Sondieren Sie rechtzeitig, welche Homöopath/-innen in Ihrer Gegend für die angemessene Behandlung aller Krankheitstypen zur Verfügung stehen.

Wenn Sie als Patient einen Homöopathen suchen, stellen Sie also sicher, dass dieser weiss, was er macht. Eine einfache Kontrollfrage wäre: „Wie würden Sie mich bei einer chronischen Krankheit behandeln, damit Ihr gutgewähltes Mittel nicht den enormen Schaden anrichtet, vor dem Hahnemann in §267 des Organon warnt?“  (Wenn das Organon unbekann ist und dessen Paragraphen nicht sinnvoll berücksichtigt werden, bedeutet dies: Alarmstufe ROT!) 

Auch Ihre allfällige eigene Arbeit mit der Homöopathie sollten Sie auf Notfälle und auf die Behandlung akuter Unfallfolgen und Krankheiten beschränken.
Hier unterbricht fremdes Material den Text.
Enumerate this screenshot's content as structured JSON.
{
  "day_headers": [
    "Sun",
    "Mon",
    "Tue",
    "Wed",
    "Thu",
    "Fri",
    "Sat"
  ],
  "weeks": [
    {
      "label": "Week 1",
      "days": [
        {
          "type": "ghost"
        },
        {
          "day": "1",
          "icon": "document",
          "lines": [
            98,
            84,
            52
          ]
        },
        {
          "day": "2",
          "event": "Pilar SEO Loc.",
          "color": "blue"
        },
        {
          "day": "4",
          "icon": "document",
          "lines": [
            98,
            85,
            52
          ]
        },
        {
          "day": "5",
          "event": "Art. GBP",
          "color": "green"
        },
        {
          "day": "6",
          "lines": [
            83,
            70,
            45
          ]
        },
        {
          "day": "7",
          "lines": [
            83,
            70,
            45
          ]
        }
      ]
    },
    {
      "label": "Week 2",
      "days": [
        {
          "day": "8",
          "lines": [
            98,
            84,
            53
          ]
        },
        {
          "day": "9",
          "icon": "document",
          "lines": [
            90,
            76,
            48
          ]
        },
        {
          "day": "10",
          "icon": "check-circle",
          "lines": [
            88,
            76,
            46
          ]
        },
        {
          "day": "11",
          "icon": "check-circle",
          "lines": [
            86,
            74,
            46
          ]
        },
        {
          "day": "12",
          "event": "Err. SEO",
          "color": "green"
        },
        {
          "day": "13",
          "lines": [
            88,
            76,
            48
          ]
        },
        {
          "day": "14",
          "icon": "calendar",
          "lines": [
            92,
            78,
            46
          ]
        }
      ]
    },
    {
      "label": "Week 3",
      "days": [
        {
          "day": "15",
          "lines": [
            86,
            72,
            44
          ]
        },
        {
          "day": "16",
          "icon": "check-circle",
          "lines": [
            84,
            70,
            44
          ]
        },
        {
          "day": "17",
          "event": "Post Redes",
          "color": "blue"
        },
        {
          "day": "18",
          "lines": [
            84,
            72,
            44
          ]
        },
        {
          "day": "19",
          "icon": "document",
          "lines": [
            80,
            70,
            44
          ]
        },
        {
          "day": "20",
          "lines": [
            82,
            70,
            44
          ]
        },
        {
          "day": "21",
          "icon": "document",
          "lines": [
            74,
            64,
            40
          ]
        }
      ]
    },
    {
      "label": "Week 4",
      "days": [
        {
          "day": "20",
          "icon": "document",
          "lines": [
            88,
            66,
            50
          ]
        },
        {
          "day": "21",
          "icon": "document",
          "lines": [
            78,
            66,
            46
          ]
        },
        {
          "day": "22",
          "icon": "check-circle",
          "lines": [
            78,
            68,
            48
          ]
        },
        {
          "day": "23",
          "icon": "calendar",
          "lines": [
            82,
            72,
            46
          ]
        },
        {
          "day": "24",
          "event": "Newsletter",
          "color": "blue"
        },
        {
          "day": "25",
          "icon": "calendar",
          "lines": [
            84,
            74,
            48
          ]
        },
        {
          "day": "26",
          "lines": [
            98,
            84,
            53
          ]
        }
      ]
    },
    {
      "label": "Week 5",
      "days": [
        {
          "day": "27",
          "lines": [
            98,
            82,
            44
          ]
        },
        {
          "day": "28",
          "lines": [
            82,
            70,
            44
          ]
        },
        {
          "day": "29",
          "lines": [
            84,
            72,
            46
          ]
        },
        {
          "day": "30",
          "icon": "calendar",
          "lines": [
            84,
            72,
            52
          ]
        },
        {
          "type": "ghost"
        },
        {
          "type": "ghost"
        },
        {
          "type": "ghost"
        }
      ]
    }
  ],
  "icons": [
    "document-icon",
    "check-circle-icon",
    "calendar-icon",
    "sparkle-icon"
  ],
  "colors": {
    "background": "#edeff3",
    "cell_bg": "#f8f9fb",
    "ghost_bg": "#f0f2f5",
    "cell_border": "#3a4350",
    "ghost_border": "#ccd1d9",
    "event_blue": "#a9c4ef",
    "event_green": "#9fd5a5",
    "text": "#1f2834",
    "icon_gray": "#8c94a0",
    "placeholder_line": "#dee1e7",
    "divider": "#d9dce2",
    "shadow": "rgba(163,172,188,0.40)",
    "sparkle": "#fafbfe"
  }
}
Wenden Sie sich rechtzeitig an einen Profi, wenn es um rezidivierende oder chronische Krankheiten geht. Auch dann, wenn die Symptome keineswegs dramatisch sind: schliesslich wollen Sie Ihre Selbstheilungskräfte auch wegen einer „Bagatelle“ nicht entgültig  ruinieren, weil Sie die Homöopathie falsch anwenden.